October 8, 2013

PSU largely meets new admissions requirements


---- — PLATTSBURGH — Meeting the new admissions requirements for State University teacher-preparation programs will require few changes at SUNY Plattsburgh. 

Recommended by Gov. Andrew Cuomo’s New NY Education Reform Commission, the requirements were recently adopted by the SUNY Board of Trustees and are intended to ensure that high-quality teachers are instructing students in New York state. 

“We feel like we’re in really good shape when it comes to this new admissions policy,” said SUNY Plattsburgh Education, Health and Human Services Department Dean Michael Morgan.


That policy, which must be implemented by the 2015-16 academic year, will require students to have a GPA of 3.0 or higher to enter into a SUNY educator preparation program at the undergraduate or graduate level. 

Though SUNY Plattsburgh’s program doesn’t currently have a specific GPA requirement, Morgan said, every single freshman who joined the program this fall met that standard. 

“Part of that … has to do with our institution being a somewhat more selective institution now,” he said. “We only accepted 45 percent of the students who applied to this institution this year.”
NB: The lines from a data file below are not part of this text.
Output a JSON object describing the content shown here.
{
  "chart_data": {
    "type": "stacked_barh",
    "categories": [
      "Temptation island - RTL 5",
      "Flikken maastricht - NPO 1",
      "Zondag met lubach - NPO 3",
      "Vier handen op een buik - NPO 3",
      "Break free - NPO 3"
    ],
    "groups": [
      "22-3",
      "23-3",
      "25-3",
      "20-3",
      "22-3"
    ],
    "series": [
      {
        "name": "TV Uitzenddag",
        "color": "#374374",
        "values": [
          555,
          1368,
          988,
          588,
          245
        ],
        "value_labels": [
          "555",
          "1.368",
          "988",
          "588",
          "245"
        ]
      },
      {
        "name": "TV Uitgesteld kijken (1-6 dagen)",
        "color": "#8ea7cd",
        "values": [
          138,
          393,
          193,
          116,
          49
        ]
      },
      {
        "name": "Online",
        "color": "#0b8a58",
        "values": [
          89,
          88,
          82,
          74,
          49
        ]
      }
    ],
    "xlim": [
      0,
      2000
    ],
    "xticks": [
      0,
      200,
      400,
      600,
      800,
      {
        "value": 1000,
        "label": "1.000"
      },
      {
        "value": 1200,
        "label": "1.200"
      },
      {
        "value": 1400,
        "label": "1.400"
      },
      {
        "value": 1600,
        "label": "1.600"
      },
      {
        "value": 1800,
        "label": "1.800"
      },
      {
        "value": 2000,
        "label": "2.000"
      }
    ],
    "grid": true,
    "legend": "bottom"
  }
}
For students transferring into the program, the college currently requires a GPA of 2.75; however, that will change in accordance with the new policy.

Still, of the 42 transfer students who applied to the program this year, all but six met the new requirements, according to Associate Dean of Education, Health and Human Services Denise Simard.
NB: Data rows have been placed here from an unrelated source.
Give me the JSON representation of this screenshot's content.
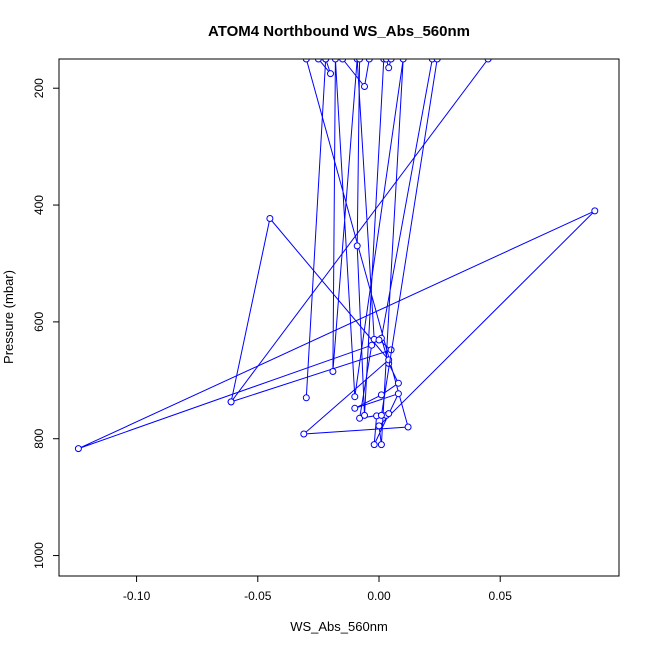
{
  "chart_data": {
    "type": "line",
    "title": "ATOM4 Northbound WS_Abs_560nm",
    "xlabel": "WS_Abs_560nm",
    "ylabel": "Pressure (mbar)",
    "xlim": [
      -0.132,
      0.099
    ],
    "ylim": [
      1035,
      150
    ],
    "y_reversed": true,
    "x_ticks": [
      -0.1,
      -0.05,
      0.0,
      0.05
    ],
    "x_tick_labels": [
      "-0.10",
      "-0.05",
      "0.00",
      "0.05"
    ],
    "y_ticks": [
      200,
      400,
      600,
      800,
      1000
    ],
    "y_tick_labels": [
      "200",
      "400",
      "600",
      "800",
      "1000"
    ],
    "grid": false,
    "legend": "none",
    "series": [
      {
        "color": "#0000ff",
        "marker": "open-circle",
        "points": [
          [
            0.022,
            150
          ],
          [
            0.001,
            628
          ],
          [
            0.004,
            671
          ],
          [
            0.008,
            705
          ],
          [
            0.001,
            725
          ],
          [
            -0.01,
            748
          ],
          [
            0.008,
            723
          ],
          [
            -0.002,
            810
          ],
          [
            -0.001,
            761
          ],
          [
            0.003,
            760
          ],
          [
            0.004,
            757
          ],
          [
            -0.008,
            765
          ],
          [
            -0.003,
            640
          ],
          [
            -0.124,
            817
          ],
          [
            0.089,
            410
          ],
          [
            0.0,
            778
          ],
          [
            0.001,
            810
          ],
          [
            0.01,
            150
          ],
          [
            -0.01,
            728
          ],
          [
            -0.018,
            150
          ],
          [
            -0.019,
            685
          ],
          [
            -0.009,
            150
          ],
          [
            -0.002,
            630
          ],
          [
            0.0,
            631
          ],
          [
            0.005,
            648
          ],
          [
            -0.061,
            737
          ],
          [
            -0.045,
            423
          ],
          [
            0.004,
            665
          ],
          [
            -0.031,
            792
          ],
          [
            0.012,
            780
          ],
          [
            -0.03,
            150
          ]
        ]
      },
      {
        "color": "#0000ff",
        "marker": "open-circle",
        "points": [
          [
            -0.03,
            730
          ],
          [
            -0.022,
            150
          ]
        ]
      },
      {
        "color": "#0000ff",
        "marker": "open-circle",
        "points": [
          [
            -0.008,
            150
          ],
          [
            -0.009,
            470
          ],
          [
            -0.006,
            760
          ],
          [
            0.002,
            150
          ]
        ]
      },
      {
        "color": "#0000ff",
        "marker": "open-circle",
        "points": [
          [
            -0.061,
            737
          ],
          [
            0.045,
            150
          ]
        ]
      },
      {
        "color": "#0000ff",
        "marker": "open-circle",
        "points": [
          [
            -0.022,
            150
          ],
          [
            -0.02,
            175
          ],
          [
            -0.025,
            150
          ]
        ]
      },
      {
        "color": "#0000ff",
        "marker": "open-circle",
        "points": [
          [
            -0.015,
            150
          ],
          [
            -0.006,
            197
          ],
          [
            -0.004,
            150
          ]
        ]
      },
      {
        "color": "#0000ff",
        "marker": "open-circle",
        "points": [
          [
            0.003,
            150
          ],
          [
            0.004,
            165
          ],
          [
            0.005,
            150
          ]
        ]
      },
      {
        "color": "#0000ff",
        "marker": "open-circle",
        "points": [
          [
            0.001,
            760
          ],
          [
            0.024,
            150
          ]
        ]
      }
    ]
  }
}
The policy also states the clinical-practice component of educator-preparation programs, such as field experiences and simulations, must comprise 35 percent of total professional course credits. 

“We’ve been doing that for years now, so we won’t have to retool to do that,” Morgan said. “We’re already there.”

Within their first year at SUNY Plattsburgh, he noted, undergraduate education students are given a field placement and begin working directly with children in a school setting. 

At the graduate level, however, some adjustments may be needed to ensure the clinical-practice component is at 35 percent, Morgan said, simply because that program spans a shorter amount of time and involves a more compressed schedule. 


According to the new standards, SUNY schools must also require undergraduate applicants of teacher-education programs to submit SAT/ACT scores and graduate applicants to submit Graduate Record Examination scores. 

Cutoff scores for the exams, however, have not yet been specified. 

SUNY Plattsburgh does not currently require teacher applicants to submit scores from the Graduate Record Examination, a standardized test that assesses analytical and math skills, which students must pay to take. 

Morgan said it is unclear how the prerequisite will affect the program’s graduate applicants, which, he noted, are down, likely due, in part, to recent changes in the public-education landscape.

Among those alterations are implementation of the state-mandated Annual Professional Performance Reviews of teachers and administrators and the Common Core Learning Standards. 

“It doesn’t seem as attractive a field to go into, for multiple reasons,” he said. 


But while SUNY Plattsburgh does already meet many of the new admission requirements, both Morgan and Simard believe there is more to being a good teacher than having a high GPA and test scores.

“Being smart is not enough,” Morgan said.

For example, he noted, it’s important that educators have dispositions conducive to working with children, parents and the community.

SUNY Plattsburgh pays close attention to that, but it isn’t addressed in the new policy.

“One of the things that really concerns us is sometimes the smartest are not also the ones that are the most compassionate or understand some of the issues of struggle because, oftentimes, learning has come easily for them,” Simard said.

And it’s certainly possible, she continued, that someone who does have the personality traits of a quality teacher could belong to a marginalized group that traditionally doesn’t score well on tests.


Childhood educators comprise a large population of white middle-class women, Simard noted, and the new standards seem to encourage more of that demographic to enter the profession rather than promoting diversity.

“We’re worried about the other folks ... kids need the other folks, too,” she said.